Lucy, that is. The stifle injections were exactly what she needed.
We have had a couple of "different" Pessoa sessions since we got back to work, following her latest injections.
For the first session, I brought a shiny new lunge whip with me up to the dressage court. She looked at it while we were walking up, but didn't seem concerned. I'm not a big fan of lunging, in general, since all those circles put stress on the horse's joints (and its boring, sometime dizzyingly boring, for both horse and person). Besides, Lucy doesn't typically need to be lunged; she's never pulled an exuberant bucking episode on me. And, with the Pessoa work, it isn't hard to keep her going. Lucy is a forward equine citizen so all I need to keep her going is my voice. But, she was cutting her circles too small (especially on the side of the arena she doesn't trust) and I wanted to push her back out; to keep the circles as large as possible, so the strain was reduced on her joints. I wanted to use the lunge whip like an extension of my arm, pushing her back out.
I learned that Lucy hates lunge whips. Who knew? I got her all clipped into the Pessoa and asked her to walk on. I picked up the lunge whip and she exploded. She didn't settle until I dropped the whip on the ground. Every time I held it, or even bent over to pick it up, she erupted -- bucking, kicking and racing around me so fast that she was almost laying sideways. She never fully relaxed; and she was a sweaty lathered mess when we finished. It was not our best session.
I hung the lunge whip on the whip rack in the tack room. I won't use it again with her.
I worked her again a few days later. I didn't bring the lunge whip. I can swing the end of the lunge line at her, or walk towards her, or both, and that works to push her out. Not as easy, but still effective.
This time, she was relaxed. During her warm-up jog, there was some very slight toe-dragging. But, when we started our work on canter and canter-trot-canter transitions, all toe-dragging disappeared. Before the injections, she could not canter for 30 seconds so we were stuck at that level for weeks.
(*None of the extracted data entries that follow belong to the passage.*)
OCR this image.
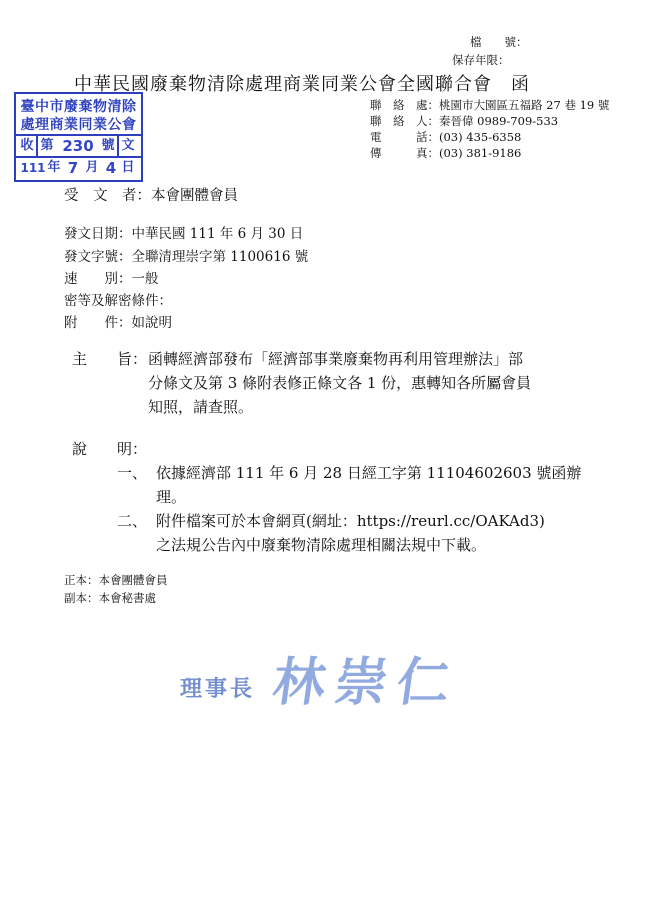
檔　　號：
保存年限：
中華民國廢棄物清除處理商業同業公會全國聯合會　函
聯　絡　處：桃園市大園區五福路 27 巷 19 號
聯　絡　人：秦晉偉 0989-709-533
電　　　話：(03) 435-6358
傳　　　真：(03) 381-9186
臺中市廢棄物清除
處理商業同業公會
收 第 230 號 文
111 年 7 月 4 日
受　文　者：本會團體會員
發文日期：中華民國 111 年 6 月 30 日
發文字號：全聯清理崇字第 1100616 號
速　　別：一般
密等及解密條件：
附　　件：如說明
主　　旨： 函轉經濟部發布「經濟部事業廢棄物再利用管理辦法」部
分條文及第 3 條附表修正條文各 1 份，惠轉知各所屬會員
知照，請查照。
說　　明：
一、 依據經濟部 111 年 6 月 28 日經工字第 11104602603 號函辦
理。
二、 附件檔案可於本會網頁(網址：https://reurl.cc/OAKAd3)
之法規公告內中廢棄物清除處理相關法規中下載。
正本：本會團體會員
副本：本會秘書處
理事長 林崇仁
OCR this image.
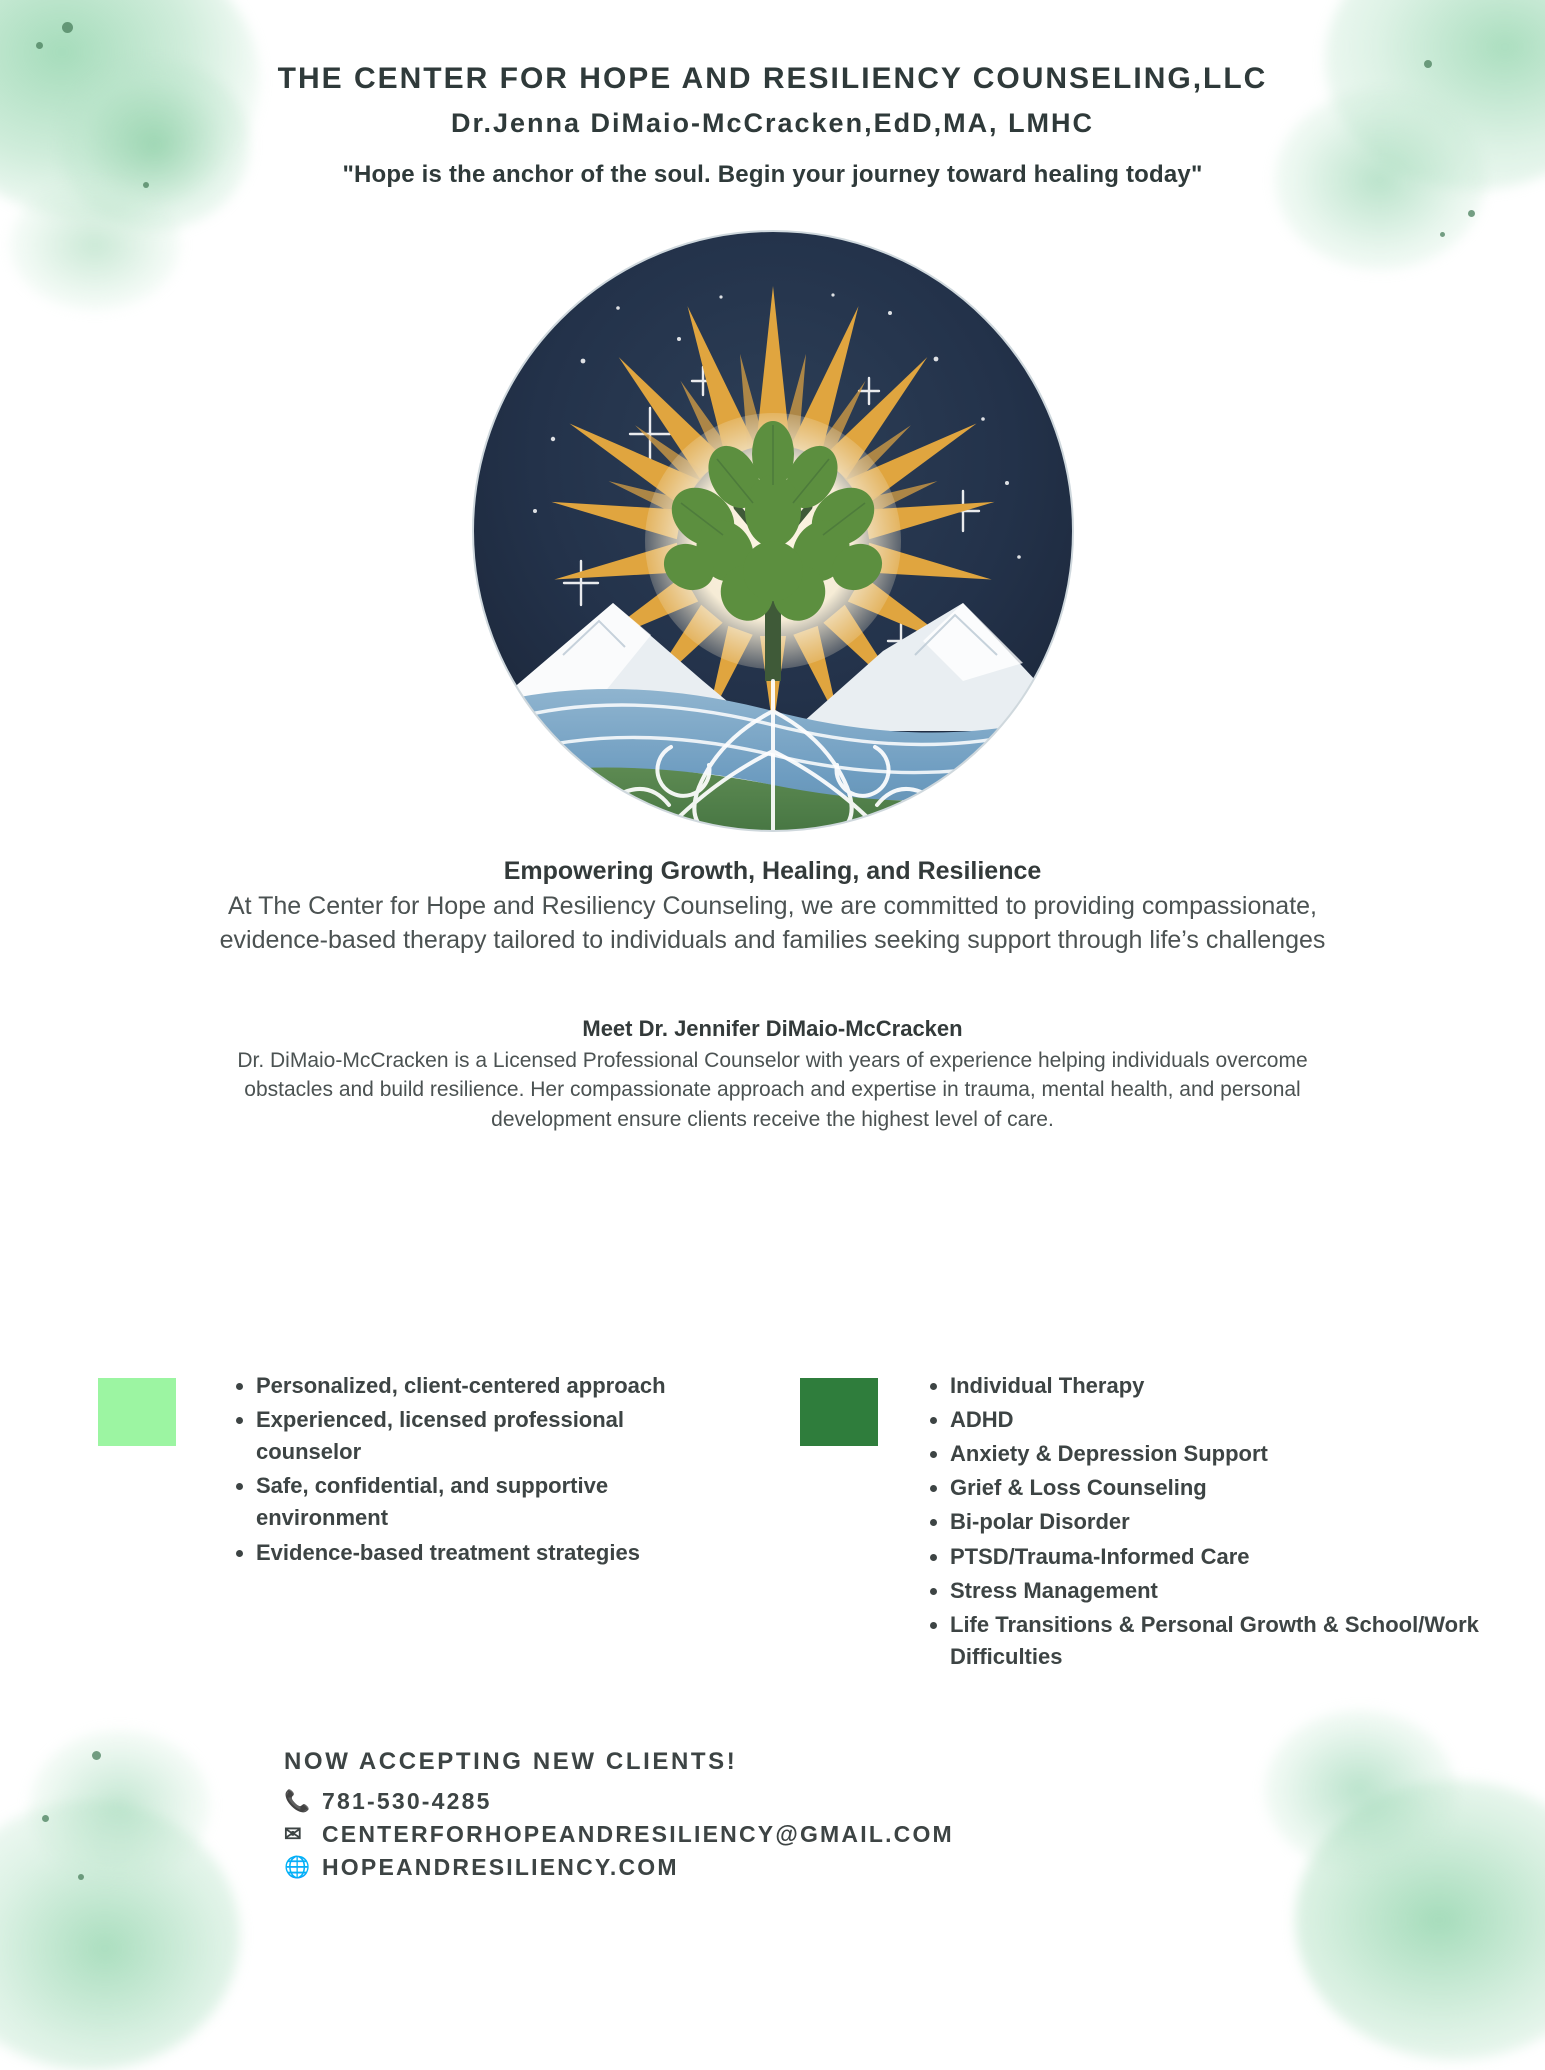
THE CENTER FOR HOPE AND RESILIENCY COUNSELING,LLC
Dr.Jenna DiMaio-McCracken,EdD,MA, LMHC

"Hope is the anchor of the soul. Begin your journey toward healing today"

Empowering Growth, Healing, and Resilience
At The Center for Hope and Resiliency Counseling, we are committed to providing compassionate, evidence-based therapy tailored to individuals and families seeking support through life’s challenges
Meet Dr. Jennifer DiMaio-McCracken
Dr. DiMaio-McCracken is a Licensed Professional Counselor with years of experience helping individuals overcome obstacles and build resilience. Her compassionate approach and expertise in trauma, mental health, and personal development ensure clients receive the highest level of care.
• Personalized, client-centered approach
• Experienced, licensed professional counselor
• Safe, confidential, and supportive environment
• Evidence-based treatment strategies
• Individual Therapy
• ADHD
• Anxiety & Depression Support
• Grief & Loss Counseling
• Bi-polar Disorder
• PTSD/Trauma-Informed Care
• Stress Management
• Life Transitions & Personal Growth & School/Work Difficulties
NOW ACCEPTING NEW CLIENTS!
📞 781-530-4285
✉ CENTERFORHOPEANDRESILIENCY@GMAIL.COM
🌐 HOPEANDRESILIENCY.COM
This level of work (30 seconds of canter, 30 seconds of trot, repeat for five minutes, each direction) falls about half way through the conditioning program we were given by her vet. This time, she cantered easily and wasn't always ready to come back to trot at 30 seconds. She looked comfortable. There was a lovely, cadenced jump to her stride and she even gave me a lovely rounded frame for a few strides here and there. When she did trot, it was full of push and lift, her hind legs reaching forward and landing well in front of her front hoof prints.
I think my mouth was hanging open.
I didn't get a chance to ride her on the weekend, although that had been my plan. We were busy working on ranch projects from dawn to dusk on Saturday -- and on Sunday I could hardly move. I didn't think aggravating my back further was a good idea. Lucy requires core muscle to ride effectively, and mine were not available.
Next weekend, for sure, I will ride. In the meantime, we are moving it up a notch with the Pessoa.